First of all, remember the fact that this info is simply rumors and that whereas ready for NVIDIA to verify details about this structure, we’ll touch upon the knowledge that comes out in regards to the subsequent NVIDIA structure, which we don’t anticipate earlier than 2022.
What can we anticipate from Lovelace?
One of the issues that stunned many people within the GeForce Ampere, RTX 3000, was the truth that NVIDIA doubled the variety of ALUs in FP32 inside every SM, the trick to do it’s the truth that from the NVIDIA Turing was to do a quite simple change to elucidate in SM items.
In all GeForces as much as Pascal, the CUDA “cores” had two sorts of ALUs inside them, one integer and one floating level, however these had been totally switched and shared the information path. It was from Volta and Turing, NVIDIA assigned two paths, one for integers and the opposite for floating level, however solely having the ability to activate 16 paths, however in Ampere they made the information path that communicated with the 16 integer ALUs to take action as properly. with one other 16 floating level ALUs, which added to the beforehand present ones, counted a most of 128 ALUs in FP32 per SM, thus doubling the utmost floating level calculation capability.
We have no idea if NVIDIA goes to make a change of the identical sort throughout the Lovelace options, but when the rumors are true then the way in which to extend the efficiency by a part of NVIDIA won’t be to extend the variety of ALUs in FP32 by SM or no matter one other factor, however to extend the quantity of SMs in complete.
An enormous variety of CUDA cores in Lovelace
If we already mentioned the rumor of the characteristics of Lovelace with a configuration of 12 GPC and 6 TPC per GPC, or in different phrases, of the 12 GPC with 12 SM Each one, now we now have to speak about what this might imply within the occasion that NVIDIA doesn’t make architectural modifications and ignoring different components of the equation that may make these rumors kind of doable or credible.
12 GPC * 12 SM by GPC = 144 SM.
144 SM * 128 ALUs in FP32 (CUDA cores) = 18432 “cores” CUDA / ALUs in FP32
In comparability, the NVIDIA RTX 3090 has 82 SMs with the identical configuration, 10496 “cores” CUDA, so it’s a leap of 70% that along with an eventual enchancment in clock pace may imply efficiency past 60 TFLOPS for computing energy. All this paying unique consideration to the knowledge of the rumors and ignoring different elements.
Lovelace options want deeper modifications
Normally NVIDIA allotted an quantity of GPCs equal to the reminiscence bandwidth, usually it allotted 6 GPCs within the case of a 384-bit bus, 5 GPCs within the case of a 320-bit bus, Four GPCs within the case of a bus of 256 bits, and many others. But, if the rumors about NVIDIA Lovelace change into true then this equivalence between L2 cache and GPCs can be damaged, there can be extra GPCs per L2 cache partitions and the required bandwidth can be larger.
If we make a fast remark we’ll see how from the leap from NVIDIA Maxwell to NVIDIA Pascal the quantity of GPC was maintained however the quantity of TPC per GPC was elevated by one. The similar occurred from Pascal to Turing, however with Ampere they didn’t enhance the width per GPC however as a substitute went from 7 to six GPC.

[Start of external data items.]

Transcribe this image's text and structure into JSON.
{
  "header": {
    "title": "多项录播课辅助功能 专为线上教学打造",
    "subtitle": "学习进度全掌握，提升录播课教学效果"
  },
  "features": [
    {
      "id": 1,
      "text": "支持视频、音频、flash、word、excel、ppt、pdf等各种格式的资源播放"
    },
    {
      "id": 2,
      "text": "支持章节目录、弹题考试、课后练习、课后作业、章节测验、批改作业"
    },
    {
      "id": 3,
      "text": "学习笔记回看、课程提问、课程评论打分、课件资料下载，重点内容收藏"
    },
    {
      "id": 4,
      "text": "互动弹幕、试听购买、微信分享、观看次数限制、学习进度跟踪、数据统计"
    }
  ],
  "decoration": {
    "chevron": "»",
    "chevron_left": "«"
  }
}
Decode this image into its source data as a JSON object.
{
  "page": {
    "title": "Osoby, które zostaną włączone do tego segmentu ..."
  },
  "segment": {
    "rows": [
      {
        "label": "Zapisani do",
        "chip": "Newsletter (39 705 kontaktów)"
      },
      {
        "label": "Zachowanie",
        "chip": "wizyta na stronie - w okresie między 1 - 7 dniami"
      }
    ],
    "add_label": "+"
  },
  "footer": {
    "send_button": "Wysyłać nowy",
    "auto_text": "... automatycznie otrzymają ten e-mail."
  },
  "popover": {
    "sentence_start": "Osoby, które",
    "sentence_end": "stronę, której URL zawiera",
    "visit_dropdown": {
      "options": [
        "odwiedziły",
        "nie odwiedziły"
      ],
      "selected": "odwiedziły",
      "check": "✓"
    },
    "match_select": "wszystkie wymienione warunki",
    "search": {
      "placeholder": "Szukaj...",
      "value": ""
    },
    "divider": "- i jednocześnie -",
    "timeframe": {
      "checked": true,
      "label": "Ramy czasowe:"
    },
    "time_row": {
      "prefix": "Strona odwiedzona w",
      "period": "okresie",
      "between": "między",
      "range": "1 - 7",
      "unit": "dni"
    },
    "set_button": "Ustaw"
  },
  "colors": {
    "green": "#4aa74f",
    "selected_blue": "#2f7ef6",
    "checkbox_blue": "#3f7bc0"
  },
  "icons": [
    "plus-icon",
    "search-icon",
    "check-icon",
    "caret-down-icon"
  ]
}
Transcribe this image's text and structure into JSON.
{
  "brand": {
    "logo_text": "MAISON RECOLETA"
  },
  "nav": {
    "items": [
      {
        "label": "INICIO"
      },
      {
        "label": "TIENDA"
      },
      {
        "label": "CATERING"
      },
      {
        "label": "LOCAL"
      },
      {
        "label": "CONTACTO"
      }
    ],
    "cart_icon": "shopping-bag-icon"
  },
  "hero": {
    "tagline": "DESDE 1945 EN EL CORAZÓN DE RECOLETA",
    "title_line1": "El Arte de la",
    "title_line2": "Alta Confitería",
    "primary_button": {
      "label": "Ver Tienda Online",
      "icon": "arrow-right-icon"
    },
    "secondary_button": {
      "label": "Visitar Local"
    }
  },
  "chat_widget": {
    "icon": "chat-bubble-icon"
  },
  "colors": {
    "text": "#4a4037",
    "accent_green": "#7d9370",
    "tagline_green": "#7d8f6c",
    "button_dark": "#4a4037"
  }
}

If Lovelace’s characteristics are true, then the change that may enable numerous GPCs to be positioned can be within the L2 Cache of the GPU, this at all times communicates the totally different GPCs with one another, so with a purpose to scale the variety of GPCs there should be a tips on how to scale Cache L2, however in the intervening time we have no idea it and may solely speculate about it.
One chance is that simply as a PAM-Four interface has been used for communication with exterior reminiscence within the case of GDDR6, then NVIDIA has determined to do the identical with the L2 cache, rising its bandwidth and permitting it to feed the 12 GPCs that may encompass Cache L2.
Of course, this additionally doesn’t resolve that such quite a lot of items additionally require a big bandwidth for VRAM, which makes us consider that NVIDIA has a couple of methods up its sleeve and that it’s going to take a very long time to know them.